Advancing wetland mapping in Argentina: A probabilistic approach integrating remote sensing, machine learning, and cloud computing towards sustainable ecosystem monitoring

Wetlands, covering 7 % of Earth’s surface, are crucial for providing ecosystem services and regulating climate change. Despite their importance, global fluctuations in wetland distribution highlight the need for accurate and comprehensive mapping to address current and future challenges. In Argentina, a lack of detailed knowledge about wetland distribution, extent, and dynamics impedes effective conservation and management efforts. This study addresses these challenges by presenting a probabilistic wetland distribution map for Argentina, integrating 20 years of satellite imagery with machine learning and cloud computing technologies. Our approach introduces a comprehensive set of biophysical indices, enabling the identification of key wetland characteristics: 1) permanent or temporal surface water presence; 2) water-adapted vegetation phenology; and 3) geomorphology conducive to water accumulation.
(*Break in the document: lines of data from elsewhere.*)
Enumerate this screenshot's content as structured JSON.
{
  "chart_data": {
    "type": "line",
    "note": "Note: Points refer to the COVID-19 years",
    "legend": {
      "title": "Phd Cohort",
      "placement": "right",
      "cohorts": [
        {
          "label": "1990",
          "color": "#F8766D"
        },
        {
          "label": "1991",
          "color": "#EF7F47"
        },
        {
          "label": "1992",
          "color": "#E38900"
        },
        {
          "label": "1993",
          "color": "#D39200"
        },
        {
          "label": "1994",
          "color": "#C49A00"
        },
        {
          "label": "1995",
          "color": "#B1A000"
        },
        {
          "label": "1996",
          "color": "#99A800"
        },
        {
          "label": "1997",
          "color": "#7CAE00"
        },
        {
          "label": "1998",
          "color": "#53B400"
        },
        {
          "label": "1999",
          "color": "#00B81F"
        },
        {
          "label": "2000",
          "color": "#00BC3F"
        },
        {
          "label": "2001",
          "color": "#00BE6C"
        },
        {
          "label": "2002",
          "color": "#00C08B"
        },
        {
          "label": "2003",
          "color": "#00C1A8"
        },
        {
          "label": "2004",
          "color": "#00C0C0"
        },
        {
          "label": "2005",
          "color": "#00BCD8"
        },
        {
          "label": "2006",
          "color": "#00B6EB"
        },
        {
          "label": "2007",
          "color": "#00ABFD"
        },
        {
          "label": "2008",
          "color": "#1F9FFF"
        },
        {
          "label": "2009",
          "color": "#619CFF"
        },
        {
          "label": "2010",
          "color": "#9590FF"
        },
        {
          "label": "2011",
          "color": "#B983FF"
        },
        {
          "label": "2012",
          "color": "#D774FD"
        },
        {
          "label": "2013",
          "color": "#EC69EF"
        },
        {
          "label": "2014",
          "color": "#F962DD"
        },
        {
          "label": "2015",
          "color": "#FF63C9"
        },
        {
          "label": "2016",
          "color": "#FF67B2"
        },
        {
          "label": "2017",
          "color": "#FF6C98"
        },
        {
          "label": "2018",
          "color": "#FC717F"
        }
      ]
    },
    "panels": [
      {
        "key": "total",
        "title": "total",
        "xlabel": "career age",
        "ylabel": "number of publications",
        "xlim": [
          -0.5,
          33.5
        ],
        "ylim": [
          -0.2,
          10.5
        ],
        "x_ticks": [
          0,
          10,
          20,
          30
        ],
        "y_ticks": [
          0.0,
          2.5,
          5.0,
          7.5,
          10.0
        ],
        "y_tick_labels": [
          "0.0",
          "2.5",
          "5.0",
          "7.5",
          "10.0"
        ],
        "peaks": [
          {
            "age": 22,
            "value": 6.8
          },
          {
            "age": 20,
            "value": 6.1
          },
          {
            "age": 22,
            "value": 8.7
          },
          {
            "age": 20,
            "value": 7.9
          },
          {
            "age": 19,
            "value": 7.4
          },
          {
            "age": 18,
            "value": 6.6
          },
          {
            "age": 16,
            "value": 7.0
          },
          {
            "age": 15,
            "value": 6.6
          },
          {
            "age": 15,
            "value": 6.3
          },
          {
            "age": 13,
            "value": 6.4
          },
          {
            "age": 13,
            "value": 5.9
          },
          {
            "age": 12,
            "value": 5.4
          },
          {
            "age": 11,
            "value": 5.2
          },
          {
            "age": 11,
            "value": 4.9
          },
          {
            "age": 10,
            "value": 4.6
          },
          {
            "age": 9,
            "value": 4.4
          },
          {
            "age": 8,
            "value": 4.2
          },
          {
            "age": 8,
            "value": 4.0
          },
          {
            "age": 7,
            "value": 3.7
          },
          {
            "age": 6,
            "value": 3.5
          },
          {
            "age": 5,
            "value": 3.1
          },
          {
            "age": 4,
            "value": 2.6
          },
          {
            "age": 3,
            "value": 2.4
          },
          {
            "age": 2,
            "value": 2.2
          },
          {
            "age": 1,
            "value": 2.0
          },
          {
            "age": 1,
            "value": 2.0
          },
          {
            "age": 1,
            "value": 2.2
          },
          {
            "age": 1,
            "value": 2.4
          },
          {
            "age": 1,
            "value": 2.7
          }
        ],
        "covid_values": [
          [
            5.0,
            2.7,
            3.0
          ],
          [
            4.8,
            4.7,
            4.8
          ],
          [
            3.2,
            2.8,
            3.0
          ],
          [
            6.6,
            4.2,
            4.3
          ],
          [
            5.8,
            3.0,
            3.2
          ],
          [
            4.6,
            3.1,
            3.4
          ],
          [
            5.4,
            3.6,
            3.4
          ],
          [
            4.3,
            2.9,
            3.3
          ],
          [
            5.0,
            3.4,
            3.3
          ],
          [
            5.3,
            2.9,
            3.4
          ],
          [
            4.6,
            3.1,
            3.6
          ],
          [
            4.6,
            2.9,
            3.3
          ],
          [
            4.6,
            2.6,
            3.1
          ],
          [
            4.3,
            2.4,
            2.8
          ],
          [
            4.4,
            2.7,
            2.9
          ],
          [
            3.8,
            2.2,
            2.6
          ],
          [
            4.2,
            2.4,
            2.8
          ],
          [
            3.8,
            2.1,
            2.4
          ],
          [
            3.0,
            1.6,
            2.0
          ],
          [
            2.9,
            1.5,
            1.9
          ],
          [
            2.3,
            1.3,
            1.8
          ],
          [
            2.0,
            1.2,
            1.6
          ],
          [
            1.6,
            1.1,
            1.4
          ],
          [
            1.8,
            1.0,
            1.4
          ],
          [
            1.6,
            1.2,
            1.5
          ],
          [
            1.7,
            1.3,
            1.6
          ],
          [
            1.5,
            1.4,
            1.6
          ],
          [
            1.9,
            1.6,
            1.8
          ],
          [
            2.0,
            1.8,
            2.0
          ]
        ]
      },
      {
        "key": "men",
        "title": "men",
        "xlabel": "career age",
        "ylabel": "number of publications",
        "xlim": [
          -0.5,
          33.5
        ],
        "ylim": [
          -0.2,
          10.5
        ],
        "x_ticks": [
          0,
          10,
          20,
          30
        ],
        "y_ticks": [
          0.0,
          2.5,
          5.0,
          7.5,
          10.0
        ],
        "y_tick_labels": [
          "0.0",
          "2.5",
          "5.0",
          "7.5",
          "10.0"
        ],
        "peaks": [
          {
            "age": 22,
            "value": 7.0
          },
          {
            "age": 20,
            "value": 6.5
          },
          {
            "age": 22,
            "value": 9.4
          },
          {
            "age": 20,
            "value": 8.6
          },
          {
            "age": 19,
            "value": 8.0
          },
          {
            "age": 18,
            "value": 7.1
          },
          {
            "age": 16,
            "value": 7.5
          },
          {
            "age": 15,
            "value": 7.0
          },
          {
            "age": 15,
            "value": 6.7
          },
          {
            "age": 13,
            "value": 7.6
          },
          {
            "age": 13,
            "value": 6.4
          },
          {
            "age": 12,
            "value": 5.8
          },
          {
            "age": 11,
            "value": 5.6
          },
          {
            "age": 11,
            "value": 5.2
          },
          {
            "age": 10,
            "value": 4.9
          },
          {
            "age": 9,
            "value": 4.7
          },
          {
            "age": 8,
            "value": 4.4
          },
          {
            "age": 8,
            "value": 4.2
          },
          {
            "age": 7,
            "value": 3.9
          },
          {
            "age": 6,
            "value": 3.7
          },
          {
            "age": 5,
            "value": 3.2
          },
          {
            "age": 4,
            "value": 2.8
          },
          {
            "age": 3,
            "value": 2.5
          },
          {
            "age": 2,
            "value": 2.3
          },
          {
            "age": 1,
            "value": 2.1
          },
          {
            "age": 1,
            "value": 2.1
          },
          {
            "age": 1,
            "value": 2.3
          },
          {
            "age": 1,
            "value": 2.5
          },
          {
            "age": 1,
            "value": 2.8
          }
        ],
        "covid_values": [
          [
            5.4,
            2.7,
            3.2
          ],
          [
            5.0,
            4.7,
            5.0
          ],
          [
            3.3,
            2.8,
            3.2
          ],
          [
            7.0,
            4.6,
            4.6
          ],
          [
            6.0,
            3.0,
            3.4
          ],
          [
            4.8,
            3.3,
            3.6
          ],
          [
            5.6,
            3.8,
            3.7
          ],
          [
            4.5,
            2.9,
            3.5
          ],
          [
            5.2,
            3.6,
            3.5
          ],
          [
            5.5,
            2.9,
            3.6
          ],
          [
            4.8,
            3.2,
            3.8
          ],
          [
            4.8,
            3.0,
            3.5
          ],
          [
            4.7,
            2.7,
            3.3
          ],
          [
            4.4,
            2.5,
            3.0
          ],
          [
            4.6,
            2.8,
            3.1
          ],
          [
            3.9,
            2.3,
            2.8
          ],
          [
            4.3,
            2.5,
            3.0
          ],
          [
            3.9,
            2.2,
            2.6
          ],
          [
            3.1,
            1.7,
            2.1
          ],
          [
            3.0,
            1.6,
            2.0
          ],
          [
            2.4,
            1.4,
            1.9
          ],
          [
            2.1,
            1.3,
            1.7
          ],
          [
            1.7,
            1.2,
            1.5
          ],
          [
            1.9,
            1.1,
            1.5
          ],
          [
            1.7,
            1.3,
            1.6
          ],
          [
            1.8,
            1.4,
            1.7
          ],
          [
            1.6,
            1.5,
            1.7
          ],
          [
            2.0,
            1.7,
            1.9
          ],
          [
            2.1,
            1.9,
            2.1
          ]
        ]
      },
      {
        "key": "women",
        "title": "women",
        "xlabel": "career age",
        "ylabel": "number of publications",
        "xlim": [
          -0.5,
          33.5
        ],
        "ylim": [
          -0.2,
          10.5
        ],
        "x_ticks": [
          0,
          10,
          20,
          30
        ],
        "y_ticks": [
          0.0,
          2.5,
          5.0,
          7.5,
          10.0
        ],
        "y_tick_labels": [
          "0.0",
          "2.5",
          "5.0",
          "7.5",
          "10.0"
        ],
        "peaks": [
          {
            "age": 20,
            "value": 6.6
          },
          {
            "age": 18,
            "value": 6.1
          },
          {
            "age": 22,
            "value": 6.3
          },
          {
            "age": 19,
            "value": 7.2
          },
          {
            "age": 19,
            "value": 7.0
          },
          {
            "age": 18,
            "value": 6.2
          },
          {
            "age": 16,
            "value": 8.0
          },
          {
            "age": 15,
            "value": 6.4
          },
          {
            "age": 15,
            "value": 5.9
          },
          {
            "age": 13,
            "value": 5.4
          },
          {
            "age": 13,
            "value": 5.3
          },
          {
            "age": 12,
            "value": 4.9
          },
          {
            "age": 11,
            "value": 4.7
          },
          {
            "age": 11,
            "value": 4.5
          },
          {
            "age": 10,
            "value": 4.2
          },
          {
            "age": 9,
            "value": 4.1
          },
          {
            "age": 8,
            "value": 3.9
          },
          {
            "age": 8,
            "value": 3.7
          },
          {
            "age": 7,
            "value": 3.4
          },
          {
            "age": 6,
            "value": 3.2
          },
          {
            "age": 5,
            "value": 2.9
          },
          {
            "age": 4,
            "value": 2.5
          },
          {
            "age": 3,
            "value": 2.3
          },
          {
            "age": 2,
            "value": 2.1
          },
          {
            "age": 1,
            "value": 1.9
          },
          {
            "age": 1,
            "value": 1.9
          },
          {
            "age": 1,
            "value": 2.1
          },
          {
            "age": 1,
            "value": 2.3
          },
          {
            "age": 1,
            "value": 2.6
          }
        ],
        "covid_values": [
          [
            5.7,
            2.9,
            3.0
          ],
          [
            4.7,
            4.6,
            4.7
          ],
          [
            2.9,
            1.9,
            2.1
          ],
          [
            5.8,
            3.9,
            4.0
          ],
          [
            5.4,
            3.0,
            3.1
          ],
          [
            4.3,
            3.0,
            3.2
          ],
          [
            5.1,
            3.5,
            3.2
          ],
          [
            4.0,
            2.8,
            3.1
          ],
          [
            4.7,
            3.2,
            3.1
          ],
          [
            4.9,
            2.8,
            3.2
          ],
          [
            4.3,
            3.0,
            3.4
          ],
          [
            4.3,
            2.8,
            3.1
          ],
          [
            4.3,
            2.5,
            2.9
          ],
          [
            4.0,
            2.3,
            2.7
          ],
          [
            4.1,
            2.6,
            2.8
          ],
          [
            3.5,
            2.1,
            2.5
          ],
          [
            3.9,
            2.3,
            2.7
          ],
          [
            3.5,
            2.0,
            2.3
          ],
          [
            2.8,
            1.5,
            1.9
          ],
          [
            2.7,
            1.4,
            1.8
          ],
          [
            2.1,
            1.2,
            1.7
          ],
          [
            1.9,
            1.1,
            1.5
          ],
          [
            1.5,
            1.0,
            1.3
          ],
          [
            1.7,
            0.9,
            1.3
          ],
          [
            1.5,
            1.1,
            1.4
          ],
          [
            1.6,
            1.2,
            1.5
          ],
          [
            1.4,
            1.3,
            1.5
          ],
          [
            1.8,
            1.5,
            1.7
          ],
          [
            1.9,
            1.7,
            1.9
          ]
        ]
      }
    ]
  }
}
Our model achieved an accuracy of 89.3 %, effectively identifying wetland areas and delineating “elasticity” zones that reveal temporal wetland behavior. Approximately 9.5 % of Argentina is classified as wetlands, with the Chaco-Mesopotamia region accounting for 43 % of these areas. The performance of the 42 assessed variables varied across macro-regions, highlighting the necessity for region-specific classification methods. In the Andean region, variables such as the Digital Elevation Model (DEM) and Topographic Wetness Index (TWI) were key predictors, while in the plains, spectral properties including vegetation and water content indices were more significant. Despite challenges in classifying irrigated areas, the model demonstrated considerable robustness. This study not only enhances our understanding of wetland dynamics but also provides insights into how different regions respond to various environmental factors, offering a more nuanced perspective on wetland behavior. These findings pave the way for refined conservation strategies and further research into the impacts of climate change and land use on wetland ecosystems. The precision, scalability, and representation of wetland elasticity emphasize its importance for decision-making and provide a crucial baseline for future research amid ongoing environmental changes.